Marxist heroine Rosa Luxemburg was born in Poland in 1871 to a middle-class Jewish family; she grew up and was educated in Warsaw. At the age of five she was bedridden for an entire year due to a hip illness, which left her with a permanent limp – something she spent much of her adult life trying to conceal. From a young age, the activist Luxemburg published sharp socialist pamphlets in support of the labor movement and democracy. When her activism nearly landed her in prison, she fled the country – first to Switzerland, where she was among the first women to receive a doctorate in economics, and then to Germany, where she married a local man in order to obtain German citizenship and pursue her political work there.

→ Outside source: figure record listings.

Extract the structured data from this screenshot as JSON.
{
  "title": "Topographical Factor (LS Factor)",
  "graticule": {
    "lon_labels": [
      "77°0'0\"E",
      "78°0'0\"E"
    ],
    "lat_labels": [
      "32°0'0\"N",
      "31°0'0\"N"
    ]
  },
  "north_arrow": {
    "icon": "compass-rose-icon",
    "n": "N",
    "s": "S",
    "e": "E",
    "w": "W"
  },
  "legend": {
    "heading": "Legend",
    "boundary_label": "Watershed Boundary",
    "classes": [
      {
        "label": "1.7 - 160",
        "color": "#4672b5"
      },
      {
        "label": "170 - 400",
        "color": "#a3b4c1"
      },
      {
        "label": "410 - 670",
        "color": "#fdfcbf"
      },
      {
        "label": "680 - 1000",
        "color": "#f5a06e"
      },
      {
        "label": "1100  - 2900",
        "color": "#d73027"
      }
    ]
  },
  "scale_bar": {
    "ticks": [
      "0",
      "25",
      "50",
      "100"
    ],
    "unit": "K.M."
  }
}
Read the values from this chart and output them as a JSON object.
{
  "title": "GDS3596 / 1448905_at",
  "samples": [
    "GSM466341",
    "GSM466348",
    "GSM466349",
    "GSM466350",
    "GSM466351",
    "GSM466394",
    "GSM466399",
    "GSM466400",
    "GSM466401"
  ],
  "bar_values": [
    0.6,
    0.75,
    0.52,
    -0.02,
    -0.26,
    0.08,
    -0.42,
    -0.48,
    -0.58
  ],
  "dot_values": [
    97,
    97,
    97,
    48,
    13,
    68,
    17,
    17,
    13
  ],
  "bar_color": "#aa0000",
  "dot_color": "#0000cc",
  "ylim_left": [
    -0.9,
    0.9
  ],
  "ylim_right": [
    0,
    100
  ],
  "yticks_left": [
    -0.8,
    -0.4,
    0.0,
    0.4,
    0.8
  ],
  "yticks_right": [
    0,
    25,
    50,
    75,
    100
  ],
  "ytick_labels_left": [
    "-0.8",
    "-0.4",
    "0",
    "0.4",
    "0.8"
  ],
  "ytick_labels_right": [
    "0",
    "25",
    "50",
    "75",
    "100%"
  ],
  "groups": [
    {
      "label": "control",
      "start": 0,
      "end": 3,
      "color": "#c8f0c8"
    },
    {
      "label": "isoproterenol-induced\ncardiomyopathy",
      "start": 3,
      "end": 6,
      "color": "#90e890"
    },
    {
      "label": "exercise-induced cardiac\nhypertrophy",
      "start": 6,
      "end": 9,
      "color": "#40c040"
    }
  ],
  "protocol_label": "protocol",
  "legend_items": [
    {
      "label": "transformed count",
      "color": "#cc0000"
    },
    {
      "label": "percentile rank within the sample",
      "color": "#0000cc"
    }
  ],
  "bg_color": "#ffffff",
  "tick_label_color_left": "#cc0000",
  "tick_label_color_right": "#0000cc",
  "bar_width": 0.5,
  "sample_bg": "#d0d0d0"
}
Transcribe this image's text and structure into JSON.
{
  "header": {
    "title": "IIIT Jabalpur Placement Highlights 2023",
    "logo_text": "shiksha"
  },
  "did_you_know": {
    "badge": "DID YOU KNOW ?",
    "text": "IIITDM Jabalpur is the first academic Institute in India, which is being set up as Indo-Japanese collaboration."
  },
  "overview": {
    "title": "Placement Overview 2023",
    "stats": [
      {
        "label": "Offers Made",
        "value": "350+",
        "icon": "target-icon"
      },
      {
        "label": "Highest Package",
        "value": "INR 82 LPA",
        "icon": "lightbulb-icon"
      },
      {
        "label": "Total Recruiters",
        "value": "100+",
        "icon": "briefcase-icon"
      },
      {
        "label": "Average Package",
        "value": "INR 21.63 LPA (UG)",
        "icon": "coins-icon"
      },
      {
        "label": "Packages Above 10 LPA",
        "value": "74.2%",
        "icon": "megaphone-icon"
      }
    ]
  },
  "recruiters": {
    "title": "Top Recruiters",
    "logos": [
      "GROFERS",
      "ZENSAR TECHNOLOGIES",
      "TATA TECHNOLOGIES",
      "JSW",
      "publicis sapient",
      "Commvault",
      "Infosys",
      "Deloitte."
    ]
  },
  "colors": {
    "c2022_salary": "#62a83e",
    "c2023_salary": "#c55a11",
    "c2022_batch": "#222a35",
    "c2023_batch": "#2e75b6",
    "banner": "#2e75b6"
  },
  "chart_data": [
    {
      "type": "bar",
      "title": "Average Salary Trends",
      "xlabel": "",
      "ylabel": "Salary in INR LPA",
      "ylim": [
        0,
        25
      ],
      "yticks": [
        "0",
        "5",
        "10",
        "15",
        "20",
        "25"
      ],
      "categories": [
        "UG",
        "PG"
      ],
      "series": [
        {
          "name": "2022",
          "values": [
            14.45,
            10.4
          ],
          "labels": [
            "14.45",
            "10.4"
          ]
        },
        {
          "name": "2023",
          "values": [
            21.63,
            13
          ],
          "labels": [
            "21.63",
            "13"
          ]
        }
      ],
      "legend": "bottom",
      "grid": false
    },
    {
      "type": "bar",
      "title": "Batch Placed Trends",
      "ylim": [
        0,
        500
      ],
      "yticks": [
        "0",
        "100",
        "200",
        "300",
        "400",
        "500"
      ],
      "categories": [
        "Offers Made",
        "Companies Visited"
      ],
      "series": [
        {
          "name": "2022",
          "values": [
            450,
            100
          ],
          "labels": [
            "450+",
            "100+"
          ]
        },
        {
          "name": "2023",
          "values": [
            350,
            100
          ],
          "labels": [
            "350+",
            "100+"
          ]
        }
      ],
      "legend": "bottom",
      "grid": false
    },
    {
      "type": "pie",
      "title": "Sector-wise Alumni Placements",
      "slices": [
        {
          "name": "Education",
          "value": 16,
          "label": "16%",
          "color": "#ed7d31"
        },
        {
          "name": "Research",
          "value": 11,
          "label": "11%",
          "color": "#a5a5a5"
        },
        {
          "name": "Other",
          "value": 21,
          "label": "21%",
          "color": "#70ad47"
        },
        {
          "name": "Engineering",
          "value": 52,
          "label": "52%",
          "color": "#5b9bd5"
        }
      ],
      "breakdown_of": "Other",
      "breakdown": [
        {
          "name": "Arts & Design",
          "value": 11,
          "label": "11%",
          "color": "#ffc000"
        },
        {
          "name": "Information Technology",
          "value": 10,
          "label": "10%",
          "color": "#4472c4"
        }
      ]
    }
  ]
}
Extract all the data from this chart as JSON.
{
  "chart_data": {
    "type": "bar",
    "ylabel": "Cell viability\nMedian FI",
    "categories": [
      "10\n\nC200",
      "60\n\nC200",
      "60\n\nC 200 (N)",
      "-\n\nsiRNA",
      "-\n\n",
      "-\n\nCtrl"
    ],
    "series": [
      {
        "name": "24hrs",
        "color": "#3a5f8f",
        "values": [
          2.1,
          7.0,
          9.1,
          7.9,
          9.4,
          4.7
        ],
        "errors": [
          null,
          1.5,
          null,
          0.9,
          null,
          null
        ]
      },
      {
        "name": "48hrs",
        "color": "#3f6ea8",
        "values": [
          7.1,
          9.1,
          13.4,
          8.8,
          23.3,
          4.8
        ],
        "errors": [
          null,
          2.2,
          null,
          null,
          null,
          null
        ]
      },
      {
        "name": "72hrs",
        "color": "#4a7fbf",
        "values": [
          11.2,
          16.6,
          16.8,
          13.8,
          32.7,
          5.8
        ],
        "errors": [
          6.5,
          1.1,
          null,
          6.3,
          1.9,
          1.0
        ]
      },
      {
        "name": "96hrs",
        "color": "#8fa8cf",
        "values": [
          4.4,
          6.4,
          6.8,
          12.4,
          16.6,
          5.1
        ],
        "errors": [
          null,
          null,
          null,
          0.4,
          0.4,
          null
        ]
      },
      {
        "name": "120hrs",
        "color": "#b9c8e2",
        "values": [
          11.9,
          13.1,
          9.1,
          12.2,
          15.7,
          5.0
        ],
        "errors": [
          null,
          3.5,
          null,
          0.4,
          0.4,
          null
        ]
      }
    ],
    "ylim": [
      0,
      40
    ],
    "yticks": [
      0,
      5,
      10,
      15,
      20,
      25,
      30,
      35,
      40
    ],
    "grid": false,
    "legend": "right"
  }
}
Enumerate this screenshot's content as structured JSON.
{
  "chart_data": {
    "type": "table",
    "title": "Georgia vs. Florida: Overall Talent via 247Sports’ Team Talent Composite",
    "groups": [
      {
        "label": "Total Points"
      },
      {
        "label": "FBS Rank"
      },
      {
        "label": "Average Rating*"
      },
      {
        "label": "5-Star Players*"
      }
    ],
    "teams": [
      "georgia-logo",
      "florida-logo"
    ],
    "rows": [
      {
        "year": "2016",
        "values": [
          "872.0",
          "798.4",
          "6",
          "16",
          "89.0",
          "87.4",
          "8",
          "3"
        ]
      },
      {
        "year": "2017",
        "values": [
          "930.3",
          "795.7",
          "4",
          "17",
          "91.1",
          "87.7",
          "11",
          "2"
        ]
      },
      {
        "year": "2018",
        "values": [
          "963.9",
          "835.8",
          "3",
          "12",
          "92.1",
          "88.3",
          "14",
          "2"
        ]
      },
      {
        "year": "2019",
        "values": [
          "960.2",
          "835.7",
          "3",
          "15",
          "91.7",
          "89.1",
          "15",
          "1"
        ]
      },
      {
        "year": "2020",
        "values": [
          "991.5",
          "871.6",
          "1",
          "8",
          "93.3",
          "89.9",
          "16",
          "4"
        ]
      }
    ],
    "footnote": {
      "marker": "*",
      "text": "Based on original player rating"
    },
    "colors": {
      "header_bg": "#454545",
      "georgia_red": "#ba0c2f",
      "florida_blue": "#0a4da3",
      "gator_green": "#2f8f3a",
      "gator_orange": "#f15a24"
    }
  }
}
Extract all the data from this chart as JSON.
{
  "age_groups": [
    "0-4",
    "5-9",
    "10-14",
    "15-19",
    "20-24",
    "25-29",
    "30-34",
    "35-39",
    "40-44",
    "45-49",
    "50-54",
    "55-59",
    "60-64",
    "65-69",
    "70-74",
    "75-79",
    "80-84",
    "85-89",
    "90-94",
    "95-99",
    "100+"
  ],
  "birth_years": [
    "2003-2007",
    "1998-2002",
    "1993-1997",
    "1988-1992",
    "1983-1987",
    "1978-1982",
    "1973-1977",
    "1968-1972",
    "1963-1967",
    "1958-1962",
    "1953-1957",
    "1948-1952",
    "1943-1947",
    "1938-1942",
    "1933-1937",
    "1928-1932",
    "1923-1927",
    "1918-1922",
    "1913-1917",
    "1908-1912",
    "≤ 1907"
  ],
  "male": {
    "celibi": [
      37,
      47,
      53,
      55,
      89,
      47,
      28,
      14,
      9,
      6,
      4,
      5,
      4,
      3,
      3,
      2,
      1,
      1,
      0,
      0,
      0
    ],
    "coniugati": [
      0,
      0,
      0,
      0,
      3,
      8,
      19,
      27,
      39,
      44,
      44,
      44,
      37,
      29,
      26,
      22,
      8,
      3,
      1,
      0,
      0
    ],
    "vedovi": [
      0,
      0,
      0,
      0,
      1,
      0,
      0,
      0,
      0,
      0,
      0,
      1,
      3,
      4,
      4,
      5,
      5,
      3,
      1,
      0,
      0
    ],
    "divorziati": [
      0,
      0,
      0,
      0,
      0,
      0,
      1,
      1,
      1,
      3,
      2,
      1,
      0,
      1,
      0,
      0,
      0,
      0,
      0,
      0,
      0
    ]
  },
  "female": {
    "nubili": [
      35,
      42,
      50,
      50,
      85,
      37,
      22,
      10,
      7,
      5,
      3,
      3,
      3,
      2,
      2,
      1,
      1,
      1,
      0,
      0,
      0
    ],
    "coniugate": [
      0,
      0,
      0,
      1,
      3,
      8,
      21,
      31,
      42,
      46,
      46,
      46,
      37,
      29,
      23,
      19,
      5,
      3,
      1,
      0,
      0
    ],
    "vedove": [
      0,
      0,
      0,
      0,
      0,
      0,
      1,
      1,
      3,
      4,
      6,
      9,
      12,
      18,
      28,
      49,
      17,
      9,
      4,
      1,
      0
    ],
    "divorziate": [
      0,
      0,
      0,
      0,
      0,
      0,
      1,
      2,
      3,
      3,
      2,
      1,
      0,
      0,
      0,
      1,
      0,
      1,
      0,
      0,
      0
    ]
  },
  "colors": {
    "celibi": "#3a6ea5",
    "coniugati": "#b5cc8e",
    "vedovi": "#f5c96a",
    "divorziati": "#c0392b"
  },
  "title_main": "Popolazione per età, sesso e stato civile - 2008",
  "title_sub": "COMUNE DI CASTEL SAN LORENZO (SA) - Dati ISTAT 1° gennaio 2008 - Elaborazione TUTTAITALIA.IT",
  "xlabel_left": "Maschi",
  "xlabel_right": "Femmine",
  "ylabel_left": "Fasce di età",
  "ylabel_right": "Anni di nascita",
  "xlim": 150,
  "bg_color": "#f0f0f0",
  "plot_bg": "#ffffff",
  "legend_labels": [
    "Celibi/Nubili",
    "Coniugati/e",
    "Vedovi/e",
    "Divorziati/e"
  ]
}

She opposed WWI publicly, was imprisoned for it, and predicted that it would bring a crisis unlike any in history. Throughout her imprisonment she wrote political manifestos that had to be smuggled out past the censors, and letters to her close friend Sonja Liebknecht (Sophie), the wife of her murdered comrade Karl Liebknecht. These letters trace a long period of life behind bars and reveal a side of Luxemburg that her political writing alone could never convey. Her revolution was cut short before she reached fifty: in 1919 she was abducted in Berlin by a far-right paramilitary organization and murdered. Four days later, her body was found floating in a canal in Berlin’s Tiergarten park. A modest memorial stands on its bank to this day.

We spoke with Lior Tal Sadeh, host of Beit Avi Chai’s daily podcast “Source of Inspiration”, who dedicated an episode to Luxemburg’s extraordinary letters from prison.

Why is Rosa Luxemburg worth knowing about?

“She was a woman of extraordinary power – a political thinker and leader, protesting in public squares at a time when women rarely occupied that position. Yet the figure that emerges from her letters is someone of immense sensitivity, a remarkable connection to nature, and a psychological ability to find happiness in any situation. The same woman who fought fiercely against the world’s injustices also knew how to embrace the world, to acknowledge that it contains suffering and loss, and to live with that in genuine acceptance.”

Luxemburg opposed WWI and was imprisoned for it. Why?

“She was a true Marxist and she saw a war with no serious justification beyond each power’s desire to expand its dominance and markets. She identified imperialist ambitions in the service of capitalism, and recognized that the millions who would die belonged to the working class – that the war was not being waged on their behalf but on their backs. She viewed the decision to go to war as a cynical exploitation of nationalism in the service of capitalist and imperialist interests.”

You’ve explored the connection between Luxemburg and the Hebrew poet Leah Goldberg, who translated her letters. What was that connection?

“Some Goldberg scholars argue that Goldberg translated Luxemburg’s letters simply because she needed the money, but I think there is a deep connection between the two in their approach to life. Both were deeply connected to nature, and both held a humanism devoted to the flourishing of life. On one hand Goldberg fought against injustice, and on the other she was constantly seeking the light. Both women were humanists in the deepest sense; they managed, through their connection to nature, to touch beauty and experience life to its fullest. Neither married or had children. Both died on January 15th, years apart.”

Luxemburg was a woman with a disability, Jewish, and a foreigner operating in Germany. How did she manage to make her voice heard despite it all?

“Dr. Rosa Luxemburg was brilliant. She possessed extraordinary inner strength and an unshakeable idealism. She dedicated her life to her cause and knew that one day she would die at her post. When she wrote those words, she did not know that day was very near.”

What do her writings offer readers today, especially in times of crisis?

“Rosa Luxemburg offers something that sounds simple but must be learned: to accept life with all its horrors, to understand there may be no answer to the question ‘what is all this for?’, and still to find joy in it. She is reminiscent of Ecclesiastes: acknowledging that everything is vanity, while doing everything possible to improve what can be improved. Her capacity for this went so far that she managed to hear the song of life in the sound of sand beneath her prison guard’s footsteps. And she tried to convey this to Sonja through her letters – how to be happy in any situation. On the one hand, to be humble and yielding, and on the other, to walk with a straight back and be the master of her destiny.”